Conducted entirely in English, the seminar will consist of twenty-four sessions, usually ninety minutes long, involving discussion of pre-circulated readings and of relevant objects from the magnificent rare book and manuscript collections of the Francke Foundations. The final three days will be devoted to the work-in-progress of the participants, each of whom will present to the group a technology for reading the human psyche central to their current research. Throughout the seminar, discussions will be supplemented by cultural excursions; introductions to Halle’s other outstanding collections of early modern books, manuscripts, and objects; and time for individual research and study.

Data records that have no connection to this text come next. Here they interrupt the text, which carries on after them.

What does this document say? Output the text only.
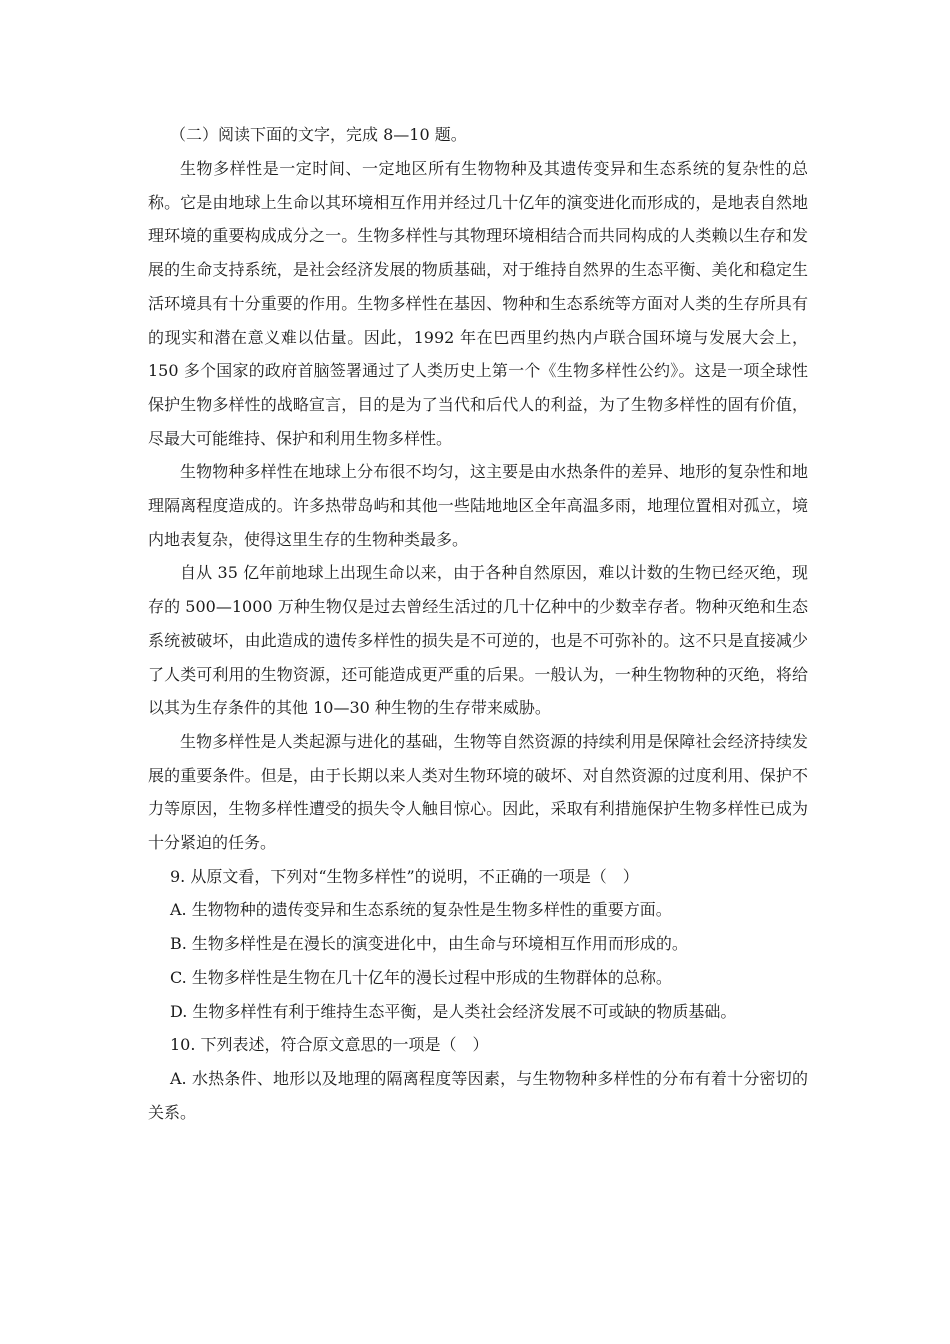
（二）阅读下面的文字，完成 8—10 题。

生物多样性是一定时间、一定地区所有生物物种及其遗传变异和生态系统的复杂性的总称。它是由地球上生命以其环境相互作用并经过几十亿年的演变进化而形成的，是地表自然地理环境的重要构成成分之一。生物多样性与其物理环境相结合而共同构成的人类赖以生存和发展的生命支持系统，是社会经济发展的物质基础，对于维持自然界的生态平衡、美化和稳定生活环境具有十分重要的作用。生物多样性在基因、物种和生态系统等方面对人类的生存所具有的现实和潜在意义难以估量。因此，1992 年在巴西里约热内卢联合国环境与发展大会上，150 多个国家的政府首脑签署通过了人类历史上第一个《生物多样性公约》。这是一项全球性保护生物多样性的战略宣言，目的是为了当代和后代人的利益，为了生物多样性的固有价值，尽最大可能维持、保护和利用生物多样性。

生物物种多样性在地球上分布很不均匀，这主要是由水热条件的差异、地形的复杂性和地理隔离程度造成的。许多热带岛屿和其他一些陆地地区全年高温多雨，地理位置相对孤立，境内地表复杂，使得这里生存的生物种类最多。

自从 35 亿年前地球上出现生命以来，由于各种自然原因，难以计数的生物已经灭绝，现存的 500—1000 万种生物仅是过去曾经生活过的几十亿种中的少数幸存者。物种灭绝和生态系统被破坏，由此造成的遗传多样性的损失是不可逆的，也是不可弥补的。这不只是直接减少了人类可利用的生物资源，还可能造成更严重的后果。一般认为，一种生物物种的灭绝，将给以其为生存条件的其他 10—30 种生物的生存带来威胁。

生物多样性是人类起源与进化的基础，生物等自然资源的持续利用是保障社会经济持续发展的重要条件。但是，由于长期以来人类对生物环境的破坏、对自然资源的过度利用、保护不力等原因，生物多样性遭受的损失令人触目惊心。因此，采取有利措施保护生物多样性已成为十分紧迫的任务。

9. 从原文看，下列对“生物多样性”的说明，不正确的一项是（　）

A. 生物物种的遗传变异和生态系统的复杂性是生物多样性的重要方面。

B. 生物多样性是在漫长的演变进化中，由生命与环境相互作用而形成的。

C. 生物多样性是生物在几十亿年的漫长过程中形成的生物群体的总称。

D. 生物多样性有利于维持生态平衡，是人类社会经济发展不可或缺的物质基础。

10. 下列表述，符合原文意思的一项是（　）

A. 水热条件、地形以及地理的隔离程度等因素，与生物物种多样性的分布有着十分密切的关系。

The seminar will begin with two days of intensive, critical discussion of foundational scholarship (by Michel Foucault, Bruno Latour, and Ian Hacking, among others), in which methods of reading the human psyche in the early modern period are described as technologies of self-cultivation and social control. For the remainder of the seminar, participants will apply the insights of this and other, more recent scholarship to the investigation of actual technologies, aiming to understand each technology’s origins; the institutional and cultural contexts of its development and application; and its creators’ and users’ purposes, interests, world-views, and presuppositions about the anatomy of the human mind and body. The result will be a large set of case studies, analyzed comparatively in light of the best current research in the history of early modern science and technology. Applicable both to the participants’ ongoing research and to any relevant teaching they may have the opportunity to do, these case studies will be chosen by the conveners and the seminar participants from a vast range of early modern possibilities, including:
- spiritual autobiography
- visual and textual meditation
- theories and practices of affective communication in music and theater
- the history of costume
- diary- and letter-writing
- commonplace books
- confession and penance
- spiritual medicine and pastoral care
- theories of the soul and anatomies of the passions
- experimental and observational methods and regimens of self-cultivation
- thinking machines and artificial life
- pedagogical methods within educational institutions
- interrogation methods in inquisitional and other legal contexts
- psychoanalysis and other psychotherapeutic methods
- asylums and the history of madness
- physiognomy and phrenology
- eugenics and other tools of social engineering
- techniques of diplomacy and espionage
- state surveillance and policing
- commercial surveillance
- advertising and consumer culture
APPLICATIONS
There is no application form. Applicants should send an e-mail to <sgrote@wellesley.edu> and <kwhitmer@sewanee.edu>, including the following:
1. An explanation (ca. 300 words) of their reasons for wishing to participate in the seminar, focusing on how the seminar would benefit their current research and what technology for reading the human psyche they would present.
2. A curriculum vitae describing their academic career to date.
3. The name and contact details (address, e-mail address, and telephone number if possible) of an academic referee who could be asked for a reference if necessary.
The deadline for receipt of applications is JANUARY 1, 2020.